Elasticsearch is scalable, resilient search tool that shards and replicates a search index.
We know what a search engine is. We all use Google to search webpages, but there are many other things that can be searched through.
Pretty much everywhere where we have lots of information, we want to search for something. Elasticsearch, for example, is widely used in lots of websites and applications.
One of them would be Wikipedia. If we search anything in the search box in Wikipedia, our search will actually go through Elasticsearch in the background. If we search on GitHub, or Stack Overflow, all of those will actually go through Elasticsearch in the backend. If we don’t want to rely on our search going through Google, but have it on our own servers or within our own site, then we would need some extra software to actually do that for us.
What is Elasticsearch?
Elasticsearch is one of these full-text search engines. It’s based on Apache Lucene. That is actually what is doing all the hard work in the background. Lucene is the thing storing the data on this and making it searchable. It’s doing the index process; so stop words, stemming, tokenization, all of that is Lucene’s work. Kind of around that, a shell, we have Elasticsearch. That shell or that outer layer, the Query DSL, it provides rest interface and does the replication and distribution of our data over multiple nodes. The actual search work is done by Apache Lucene, and then a nice way to interact that, that is provided by Elasticsearch.
In the background, we store our data to one index, the index is pretty much like a database in the database world. That one index can be split into multiple so-called shards. By default, those would be five shards. Each of these shards can either live on server, or if we have multiple servers, the data would be distributed over our multiple servers automatically. That is how we split up data. If we have more than five servers and want to use more servers for storing our one index, we would need to change the number of shards when we create that index.
In addition to that sharding, we also replicate the data. By default, we have a replica of one, basically, meaning we have our five shards. Then, for each one of these shards, we would have one copy on another node. If one node dies and a few shards go missing with that node, we will still have those replicated on another instance, and that is kind of the basic concept how to distribute data and also be resilient to failures. By using that approach, it’s very easy to scale horizontally, so we just add more nodes to our cluster and our shards will be automatically distributed and replicated and that’s basically all we need to care for.
Why would we shard? How many shards do we need and what is our replication factor?
Think about replication, is they help with two things.
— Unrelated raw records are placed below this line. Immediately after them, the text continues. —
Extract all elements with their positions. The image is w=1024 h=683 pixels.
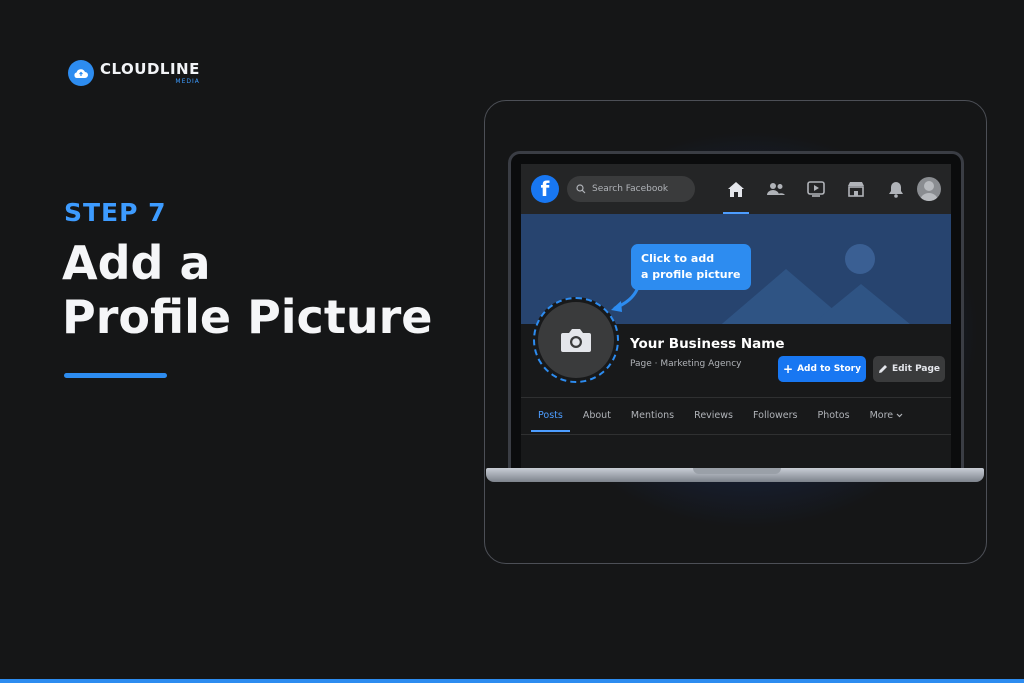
pencil-icon	[878, 365, 887, 373]
add-to-story-button[interactable]: + Add to Story	[778, 356, 866, 382]
page-tabs: Posts About Mentions Reviews Followers P…	[531, 400, 916, 432]
profile-picture-placeholder	[538, 302, 614, 378]
brand-name: CLOUDLINE	[100, 59, 200, 78]
tab-mentions[interactable]: Mentions	[624, 400, 681, 432]
tooltip-line-2: a profile picture	[641, 268, 741, 281]
plus-icon: +	[783, 362, 794, 376]
add-to-story-label: Add to Story	[797, 364, 861, 374]
friends-icon[interactable]	[767, 180, 785, 198]
page-category: Page · Marketing Agency	[630, 359, 742, 369]
video-icon[interactable]	[807, 180, 825, 198]
facebook-page: f Search Facebook Click to add a profile…	[521, 164, 951, 473]
tab-reviews[interactable]: Reviews	[687, 400, 740, 432]
camera-icon	[561, 329, 591, 352]
bottom-accent-bar	[0, 679, 1024, 683]
nav-icons	[723, 180, 905, 214]
tab-followers[interactable]: Followers	[746, 400, 805, 432]
search-input[interactable]: Search Facebook	[567, 176, 695, 202]
home-icon[interactable]	[723, 180, 749, 214]
tab-photos[interactable]: Photos	[811, 400, 857, 432]
brand-logo: CLOUDLINE MEDIA	[68, 60, 200, 86]
avatar[interactable]	[917, 177, 941, 201]
title-line-1: Add a	[62, 236, 211, 290]
tabs-divider	[521, 397, 951, 398]
chevron-down-icon	[896, 413, 903, 418]
bell-icon[interactable]	[887, 180, 905, 198]
cloud-icon	[68, 60, 94, 86]
marketplace-icon[interactable]	[847, 180, 865, 198]
tab-posts[interactable]: Posts	[531, 400, 570, 432]
tab-more[interactable]: More	[863, 400, 911, 432]
profile-picture-tooltip: Click to add a profile picture	[631, 244, 751, 290]
title-line-2: Profile Picture	[62, 290, 433, 344]
tab-about[interactable]: About	[576, 400, 618, 432]
edit-page-label: Edit Page	[891, 364, 941, 374]
page-title: Add a Profile Picture	[62, 236, 432, 344]
business-name: Your Business Name	[630, 336, 785, 352]
search-placeholder: Search Facebook	[592, 184, 669, 194]
laptop-screen: f Search Facebook Click to add a profile…	[508, 151, 964, 473]
step-label: STEP 7	[64, 198, 167, 227]
brand-subtitle: MEDIA	[175, 77, 200, 85]
cover-mountain-shape	[806, 284, 916, 324]
laptop-notch	[693, 468, 781, 474]
tab-more-label: More	[869, 410, 894, 421]
facebook-logo[interactable]: f	[531, 175, 559, 203]
edit-page-button[interactable]: Edit Page	[873, 356, 945, 382]
facebook-navbar: f Search Facebook	[521, 164, 951, 214]
tooltip-line-1: Click to add	[641, 252, 715, 265]
title-underline	[64, 373, 167, 378]
add-profile-picture-button[interactable]	[533, 297, 619, 383]
search-icon	[576, 184, 586, 194]
tooltip-arrow-icon	[611, 282, 641, 312]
First; they make our data more resilient to failures. Depending on how many copies of our data we have, we can take more numbers of service that fail. Second, in the case of Elasticsearch, the replicas can also be used to increase our read capabilities. We can either read on the primary shard, or any of its replicas.
If we have some high-traffic website with — For example, we have a shop, and Black Friday comes along and lots of people want to read more data from our shop, we could just dynamically increase the number of replicas to scale up our read since we have more sources to get our data from.
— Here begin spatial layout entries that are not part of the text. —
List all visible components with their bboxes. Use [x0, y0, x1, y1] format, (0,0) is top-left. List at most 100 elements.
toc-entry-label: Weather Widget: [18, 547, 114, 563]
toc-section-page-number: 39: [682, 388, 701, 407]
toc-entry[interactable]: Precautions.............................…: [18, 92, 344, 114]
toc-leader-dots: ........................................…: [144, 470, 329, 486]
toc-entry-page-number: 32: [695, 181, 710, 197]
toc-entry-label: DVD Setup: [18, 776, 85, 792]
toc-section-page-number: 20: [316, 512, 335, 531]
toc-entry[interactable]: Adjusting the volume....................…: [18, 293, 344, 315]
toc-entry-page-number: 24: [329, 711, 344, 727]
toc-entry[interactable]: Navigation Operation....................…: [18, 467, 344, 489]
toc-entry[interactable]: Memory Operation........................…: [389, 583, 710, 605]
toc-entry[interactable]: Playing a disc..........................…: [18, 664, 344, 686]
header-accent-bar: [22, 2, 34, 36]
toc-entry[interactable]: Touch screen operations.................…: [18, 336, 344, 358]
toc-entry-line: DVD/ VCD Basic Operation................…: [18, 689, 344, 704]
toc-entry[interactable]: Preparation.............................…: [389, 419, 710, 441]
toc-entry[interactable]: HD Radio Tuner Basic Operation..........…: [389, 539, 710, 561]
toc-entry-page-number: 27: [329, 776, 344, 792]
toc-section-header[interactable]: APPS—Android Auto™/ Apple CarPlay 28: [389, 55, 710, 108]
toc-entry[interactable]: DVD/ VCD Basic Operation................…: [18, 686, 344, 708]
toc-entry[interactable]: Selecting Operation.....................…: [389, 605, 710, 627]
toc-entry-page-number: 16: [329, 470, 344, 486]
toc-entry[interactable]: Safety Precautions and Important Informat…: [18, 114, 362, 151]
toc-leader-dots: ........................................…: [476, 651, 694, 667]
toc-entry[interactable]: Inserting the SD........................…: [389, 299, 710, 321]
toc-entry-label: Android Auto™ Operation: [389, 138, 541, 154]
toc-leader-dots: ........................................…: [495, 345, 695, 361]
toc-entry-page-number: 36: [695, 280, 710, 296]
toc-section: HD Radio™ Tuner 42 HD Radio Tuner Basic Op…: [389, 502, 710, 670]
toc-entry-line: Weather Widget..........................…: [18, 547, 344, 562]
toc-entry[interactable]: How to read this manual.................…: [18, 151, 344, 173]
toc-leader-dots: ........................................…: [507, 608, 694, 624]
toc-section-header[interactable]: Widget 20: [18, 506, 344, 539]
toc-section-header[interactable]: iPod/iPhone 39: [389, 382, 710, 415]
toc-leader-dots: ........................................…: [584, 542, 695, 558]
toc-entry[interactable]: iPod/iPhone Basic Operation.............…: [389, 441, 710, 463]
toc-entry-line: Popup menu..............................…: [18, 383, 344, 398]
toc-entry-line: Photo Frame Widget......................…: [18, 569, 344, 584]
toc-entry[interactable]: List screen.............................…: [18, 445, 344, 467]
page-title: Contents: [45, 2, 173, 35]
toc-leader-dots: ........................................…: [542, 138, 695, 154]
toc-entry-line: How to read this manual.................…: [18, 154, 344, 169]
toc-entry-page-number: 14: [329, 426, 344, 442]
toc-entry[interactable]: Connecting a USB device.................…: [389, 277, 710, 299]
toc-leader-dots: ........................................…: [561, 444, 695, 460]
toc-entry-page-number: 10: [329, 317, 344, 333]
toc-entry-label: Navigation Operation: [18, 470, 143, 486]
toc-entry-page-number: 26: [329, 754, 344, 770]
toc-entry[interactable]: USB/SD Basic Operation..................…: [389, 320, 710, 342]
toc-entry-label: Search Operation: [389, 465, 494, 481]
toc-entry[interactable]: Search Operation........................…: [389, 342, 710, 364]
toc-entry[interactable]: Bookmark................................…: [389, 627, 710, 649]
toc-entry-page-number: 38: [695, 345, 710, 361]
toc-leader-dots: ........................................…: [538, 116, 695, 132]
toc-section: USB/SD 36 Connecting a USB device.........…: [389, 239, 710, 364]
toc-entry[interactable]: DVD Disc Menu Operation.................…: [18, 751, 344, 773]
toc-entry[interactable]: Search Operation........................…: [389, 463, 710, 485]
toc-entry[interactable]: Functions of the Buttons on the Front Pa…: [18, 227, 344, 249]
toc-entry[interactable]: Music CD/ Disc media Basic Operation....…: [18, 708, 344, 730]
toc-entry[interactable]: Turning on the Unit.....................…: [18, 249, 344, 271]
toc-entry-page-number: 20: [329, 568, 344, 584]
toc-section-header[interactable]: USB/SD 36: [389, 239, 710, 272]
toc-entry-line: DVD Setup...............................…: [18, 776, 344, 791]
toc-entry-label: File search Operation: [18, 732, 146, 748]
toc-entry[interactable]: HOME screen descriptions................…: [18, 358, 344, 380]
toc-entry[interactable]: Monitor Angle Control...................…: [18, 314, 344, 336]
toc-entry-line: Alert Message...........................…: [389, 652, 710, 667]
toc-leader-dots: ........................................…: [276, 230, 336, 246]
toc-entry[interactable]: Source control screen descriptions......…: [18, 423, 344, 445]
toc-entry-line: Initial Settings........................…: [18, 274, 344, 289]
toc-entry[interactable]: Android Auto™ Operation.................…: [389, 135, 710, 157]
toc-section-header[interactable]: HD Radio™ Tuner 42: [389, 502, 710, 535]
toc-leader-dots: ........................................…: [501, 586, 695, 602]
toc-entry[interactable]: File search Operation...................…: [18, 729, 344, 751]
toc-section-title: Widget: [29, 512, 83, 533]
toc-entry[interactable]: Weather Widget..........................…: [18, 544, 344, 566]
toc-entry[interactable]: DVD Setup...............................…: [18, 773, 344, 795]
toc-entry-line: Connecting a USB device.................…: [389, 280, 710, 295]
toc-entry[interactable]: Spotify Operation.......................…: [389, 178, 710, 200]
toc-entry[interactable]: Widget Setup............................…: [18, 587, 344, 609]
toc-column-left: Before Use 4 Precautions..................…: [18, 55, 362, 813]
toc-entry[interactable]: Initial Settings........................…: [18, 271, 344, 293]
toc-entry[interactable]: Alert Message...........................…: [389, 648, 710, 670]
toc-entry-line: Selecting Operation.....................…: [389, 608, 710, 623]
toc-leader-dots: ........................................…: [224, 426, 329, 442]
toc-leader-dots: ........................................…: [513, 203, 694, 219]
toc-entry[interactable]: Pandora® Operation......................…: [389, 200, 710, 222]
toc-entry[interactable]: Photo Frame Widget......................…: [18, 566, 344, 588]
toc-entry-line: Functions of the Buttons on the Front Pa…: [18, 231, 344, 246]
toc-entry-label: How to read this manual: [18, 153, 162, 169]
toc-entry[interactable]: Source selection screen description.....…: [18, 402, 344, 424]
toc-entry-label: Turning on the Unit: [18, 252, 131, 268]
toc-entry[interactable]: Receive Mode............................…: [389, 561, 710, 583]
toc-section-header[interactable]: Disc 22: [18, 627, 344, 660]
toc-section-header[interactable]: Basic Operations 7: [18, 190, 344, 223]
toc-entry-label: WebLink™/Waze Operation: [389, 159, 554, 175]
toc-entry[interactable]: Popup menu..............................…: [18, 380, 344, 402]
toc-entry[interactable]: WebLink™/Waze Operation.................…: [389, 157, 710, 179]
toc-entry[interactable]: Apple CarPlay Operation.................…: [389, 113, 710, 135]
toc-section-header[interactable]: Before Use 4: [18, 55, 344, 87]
On the other hand, to scale up right, we will need more shads so that more service can spread that writing load evenly over all of them. What further kind of dictates the number of shards we want to have is either how much data can one node store. How many service will we need to store the data. B; what is the right throughput we want to achieve overall our nodes. That will kind of dictate our number of replicas and shards. There are no fixed numbers.
Often, people ask, “What should those numbers be?” Our answer is always, “It depends.” One thing we should definitely avoid is thinking, “Well, I don’t know many shards we’ll use in the future. I will just add a hundred,” which is totally a random value, but we should not do that, because every shard has a specific overhead in terms of file handles and memory. If we have a rather small cluster and have lots and lots of shards, we always call that oversharding and we will just lose a lot of resources just for sharding our data.
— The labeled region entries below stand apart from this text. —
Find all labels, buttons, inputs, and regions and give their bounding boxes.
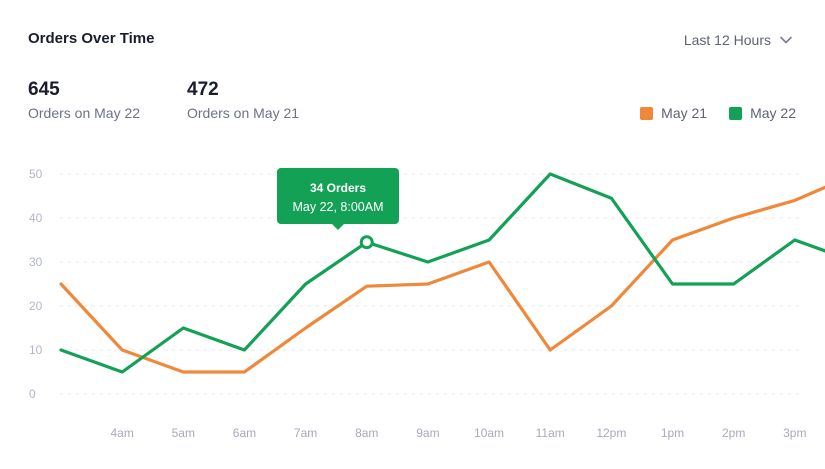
x-tick-label: 10am (474, 426, 504, 440)
x-tick-label: 5am (172, 426, 195, 440)
x-tick-label: 6am (233, 426, 256, 440)
series-line-may-21 (59, 185, 825, 374)
x-tick-label: 2pm (722, 426, 745, 440)
y-tick-label: 20 (29, 299, 43, 313)
x-tick-label: 1pm (661, 426, 684, 440)
x-tick-label: 8am (355, 426, 378, 440)
x-tick-label: 7am (294, 426, 317, 440)
y-tick-label: 10 (29, 343, 43, 357)
x-tick-label: 3pm (783, 426, 806, 440)
y-tick-label: 0 (29, 387, 36, 401)
tooltip-arrow (332, 224, 344, 230)
tooltip-date: May 22, 8:00AM (292, 200, 384, 214)
data-tooltip: 34 Orders May 22, 8:00AM (277, 168, 399, 230)
tooltip-value: 34 Orders (309, 181, 367, 195)
highlight-point (359, 235, 374, 250)
series-line-may-22 (59, 172, 825, 374)
y-tick-label: 30 (29, 255, 43, 269)
y-tick-label: 50 (29, 167, 43, 181)
y-tick-label: 40 (29, 211, 43, 225)
x-tick-label: 12pm (596, 426, 626, 440)
x-tick-label: 9am (416, 426, 439, 440)
x-tick-label: 11am (536, 426, 565, 440)
line-chart: 0 10 20 30 40 50 4am 5am 6am 7am 8am 9am 10am 11am 12p… (29, 167, 825, 440)
x-tick-label: 4am (110, 426, 133, 440)
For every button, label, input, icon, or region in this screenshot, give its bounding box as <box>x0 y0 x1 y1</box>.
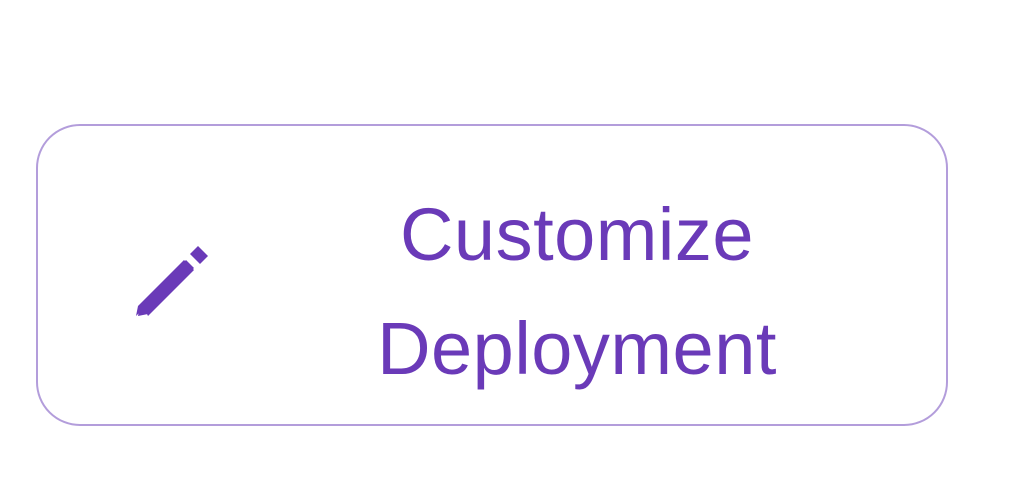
label-line-1: Customize <box>399 193 755 276</box>
pencil-icon <box>136 246 208 316</box>
label-line-2: Deployment <box>377 307 777 390</box>
customize-deployment-button[interactable]: Customize Deployment <box>36 124 948 426</box>
button-label: Customize Deployment <box>248 178 906 406</box>
stage: Customize Deployment <box>0 0 1024 489</box>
Primary(P0,P1) and Replica(R0,R1)
Also, then, if we search over all our shards, we will need to combine those results from all the shards. That adds quite some of our overhead. It allows we to scale up very highly, but if we never have that problem to scale that much, we’re just wasting lots of resources on the number of shards. There is no final answer what is kind of the right shard or replica number. It will always depend on our use case. Also, what is our write load, what our read load is, and what growth do we anticipate for the future.